World Happiness Report & Economic Data Analysis

Economic datasets: https://databank.worldbank.org/source/world-development-indicators

Table of Contents

  1. Introduction
  2. Loading and Combining Datasets
  3. Merging Economic Data
  4. Visualize the Data
  5. Data Cleaning and Preprocessing Includes Handling Missing Data
  6. Feature Engineering
  7. Model Selection
  8. Model Training and Evaluation
  9. Conclusion

Introduction

The goal of this project is to analyze the World Happiness Report and additional global economic indicators to understand better what influences happiness scores across countries.

The World Happiness Report is a landmark survey of the state of global happiness, which ranks countries by how happy their citizens perceive themselves to be.

This report is instrumental in understanding societal well-being and has been recognized by governments, organizations, and civil society across the world.

Datasets and Features

World Happiness Report

Time Range: 2015-2019

Features: 'Country', 'Year', 'Happiness Rank', 'Happiness Score', 'Economy (GDP per Capita)', 'Family', 'Health (Life Expectancy)', 'Freedom', 'Trust (Government Corruption)', 'Generosity', 'Dystopia Residual'

Number of Countries: Varies year by year, around 150 countries each year

Missing Values: Some of the features such as 'Trust (Government Corruption)' and 'Generosity' have missing values in certain years for certain countries. These were handled during data pre-processing.

Selected economic features

Time Range: Matches with the Happiness Report, i.e., 2015-2019

Features: 'Access to clean fuels and technologies for cooking (% of population)', 'Access to electricity (% of population)', 'Agriculture, forestry, and fishing, value added (% of GDP)', 'Imports of goods and services (% of GDP)', 'Industry (including construction), value added (% of GDP)', 'Manufacturing, value added (% of GDP)', 'Military expenditure (% of GDP)', 'Tax revenue (% of GDP)'

Number of Countries: Data available for most countries globally, but only the ones present in the Happiness Report were considered for the final merged dataset

Missing Values: Some missing values were observed, which were handled during data pre-processing.

Loading and combining datasets

Helper functions:

Merging Economic Data

Only for Israel

The whole world

Visualize Data

Data Cleaning and Preprocessing

1. Deal with missing data:

2. Normalize and standardize the data:

3. Encode categorical variables:

Feature Engineering

1. Before proceeding with feature engineering or dimensionality reduction,

cleaning the dataset and handle any missing or problematic values.

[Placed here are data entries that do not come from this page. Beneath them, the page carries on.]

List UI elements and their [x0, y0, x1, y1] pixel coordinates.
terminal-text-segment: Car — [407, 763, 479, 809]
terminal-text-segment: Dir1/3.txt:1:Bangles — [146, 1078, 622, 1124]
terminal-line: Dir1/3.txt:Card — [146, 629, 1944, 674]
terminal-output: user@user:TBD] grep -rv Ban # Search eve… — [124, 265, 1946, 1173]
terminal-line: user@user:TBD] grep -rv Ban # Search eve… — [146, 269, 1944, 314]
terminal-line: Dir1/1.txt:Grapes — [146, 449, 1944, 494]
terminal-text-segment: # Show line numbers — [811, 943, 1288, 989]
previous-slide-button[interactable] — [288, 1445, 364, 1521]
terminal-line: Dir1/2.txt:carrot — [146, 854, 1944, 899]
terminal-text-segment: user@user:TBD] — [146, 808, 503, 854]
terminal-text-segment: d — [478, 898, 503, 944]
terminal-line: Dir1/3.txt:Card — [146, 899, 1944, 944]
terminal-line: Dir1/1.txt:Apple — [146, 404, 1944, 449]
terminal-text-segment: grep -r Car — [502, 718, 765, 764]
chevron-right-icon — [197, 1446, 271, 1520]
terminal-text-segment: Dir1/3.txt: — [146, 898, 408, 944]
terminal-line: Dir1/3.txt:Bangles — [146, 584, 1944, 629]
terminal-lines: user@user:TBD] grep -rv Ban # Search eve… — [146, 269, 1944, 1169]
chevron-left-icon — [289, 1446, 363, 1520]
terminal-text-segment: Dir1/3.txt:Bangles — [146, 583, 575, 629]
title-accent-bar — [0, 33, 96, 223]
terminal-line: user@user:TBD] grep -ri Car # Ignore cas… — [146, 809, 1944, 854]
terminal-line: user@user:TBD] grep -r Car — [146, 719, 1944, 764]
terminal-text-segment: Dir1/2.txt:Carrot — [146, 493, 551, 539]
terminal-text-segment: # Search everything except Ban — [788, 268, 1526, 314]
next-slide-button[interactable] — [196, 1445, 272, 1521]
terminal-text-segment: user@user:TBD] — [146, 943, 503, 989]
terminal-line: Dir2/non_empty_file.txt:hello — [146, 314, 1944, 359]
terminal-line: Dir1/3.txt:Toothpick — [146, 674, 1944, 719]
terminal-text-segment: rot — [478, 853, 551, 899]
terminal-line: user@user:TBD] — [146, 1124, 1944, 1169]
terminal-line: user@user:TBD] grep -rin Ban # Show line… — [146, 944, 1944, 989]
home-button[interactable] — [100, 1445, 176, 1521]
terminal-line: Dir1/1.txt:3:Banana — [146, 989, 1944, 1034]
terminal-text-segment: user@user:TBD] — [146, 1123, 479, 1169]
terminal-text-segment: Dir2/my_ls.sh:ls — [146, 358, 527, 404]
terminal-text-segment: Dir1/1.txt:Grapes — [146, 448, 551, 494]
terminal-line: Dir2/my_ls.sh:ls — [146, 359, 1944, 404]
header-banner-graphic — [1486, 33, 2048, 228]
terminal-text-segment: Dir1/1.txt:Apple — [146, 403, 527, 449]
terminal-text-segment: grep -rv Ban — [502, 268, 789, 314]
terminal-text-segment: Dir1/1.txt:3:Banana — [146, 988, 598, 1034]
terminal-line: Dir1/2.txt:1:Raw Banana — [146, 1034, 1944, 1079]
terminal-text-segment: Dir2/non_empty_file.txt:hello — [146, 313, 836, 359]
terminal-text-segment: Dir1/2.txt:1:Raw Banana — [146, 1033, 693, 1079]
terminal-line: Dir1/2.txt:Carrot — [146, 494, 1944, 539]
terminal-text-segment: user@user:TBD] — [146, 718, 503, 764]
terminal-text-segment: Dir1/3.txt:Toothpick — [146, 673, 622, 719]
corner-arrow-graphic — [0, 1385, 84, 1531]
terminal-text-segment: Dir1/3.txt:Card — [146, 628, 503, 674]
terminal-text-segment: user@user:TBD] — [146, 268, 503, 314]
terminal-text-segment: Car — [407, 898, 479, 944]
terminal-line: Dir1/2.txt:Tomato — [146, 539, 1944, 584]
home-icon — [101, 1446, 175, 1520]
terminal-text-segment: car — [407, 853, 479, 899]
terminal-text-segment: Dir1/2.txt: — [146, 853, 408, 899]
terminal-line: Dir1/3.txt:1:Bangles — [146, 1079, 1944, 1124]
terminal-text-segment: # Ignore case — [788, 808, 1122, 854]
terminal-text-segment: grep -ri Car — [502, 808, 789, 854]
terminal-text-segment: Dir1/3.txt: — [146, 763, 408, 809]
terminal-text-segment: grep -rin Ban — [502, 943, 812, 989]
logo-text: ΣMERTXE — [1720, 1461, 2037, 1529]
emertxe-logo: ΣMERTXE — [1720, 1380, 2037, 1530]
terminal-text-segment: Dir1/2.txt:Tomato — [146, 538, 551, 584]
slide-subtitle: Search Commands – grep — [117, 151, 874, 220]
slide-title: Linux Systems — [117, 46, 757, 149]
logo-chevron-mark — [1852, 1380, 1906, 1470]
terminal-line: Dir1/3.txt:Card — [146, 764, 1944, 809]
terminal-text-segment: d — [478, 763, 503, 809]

2. Create new features that may be relevant for analysis:

3. Perform dimensionality reduction using methods PCA/t-SNE, selected is PCA:

Model selection

1. Split the data into training and testing sets:

2. Choose appropriate machine learning algorithms:

3. Train and evaluate the models using cross-validation and relevant performance metrics:

Model Training and Evaluation

4. Fine-tune your models using techniques like grid search or random search:

Current for Random Forest only

TODO - Add for more models (DecisionTreeRegressor)

TODO - Add for more models (LinearRegression)

5. Select the best model based on your evaluation criteria:

Train the RandomForestRegressor on the original dataset without Happiness Rank, Economy (GDP per Capita), Score, Countries and Years

Show Features importances (for Random forest regressor only)

All models:

Plot MSE and R-Squared score for each model

Conclusion

The goal of our project was to model and understand the key drivers of happiness levels across various countries using different machine learning methods: Linear Regression, Decision Trees, Random Forest, and XGBoost.

When interpreting the coefficients for the Linear Regression model, it's important to remember that they represent the change in the dependent variable (happiness level) for each one unit change in the predictor, assuming all other variables are held constant. For example, for each one unit increase in 'Dystopia Residual', we can expect an increase in happiness level of approximately 0.62 units, while keeping all other predictors constant.

Comparatively, the Decision Tree, Random Forest, and XGBoost models indicate feature importance rather than direct coefficients. These indicate which variables are most influential in predicting happiness level, based on their usage in creating splits in the decision trees.

In this project, it appears that "Access to clean fuels and technologies for cooking (% of population)" was a common significant predictor across all models.

Variables like "Health (Life Expectancy)", "Dystopia Residual", and "Generosity" also appeared frequently as top predictors. It is worth noting that economic variables like "Economic Growth Rate", "Military expenditure (% of GDP)", and "Tax revenue (% of GDP)" were generally found to have lower influence in these models, contrary to what one might intuitively expect.

The performance of our models was evaluated using Mean Squared Error (MSE) and R-squared statistics. A lower MSE indicates a better fit of the model to the data, while a higher R-squared value indicates that the model explains a larger proportion of the variance in the dependent variable.

In conclusion, this project provided insightful findings on the key predictors of happiness levels across different countries. Future studies may consider exploring other machine learning algorithms, adding more variables to the models, or using different strategies for handling missing or categorical data to further improve the performance of the models.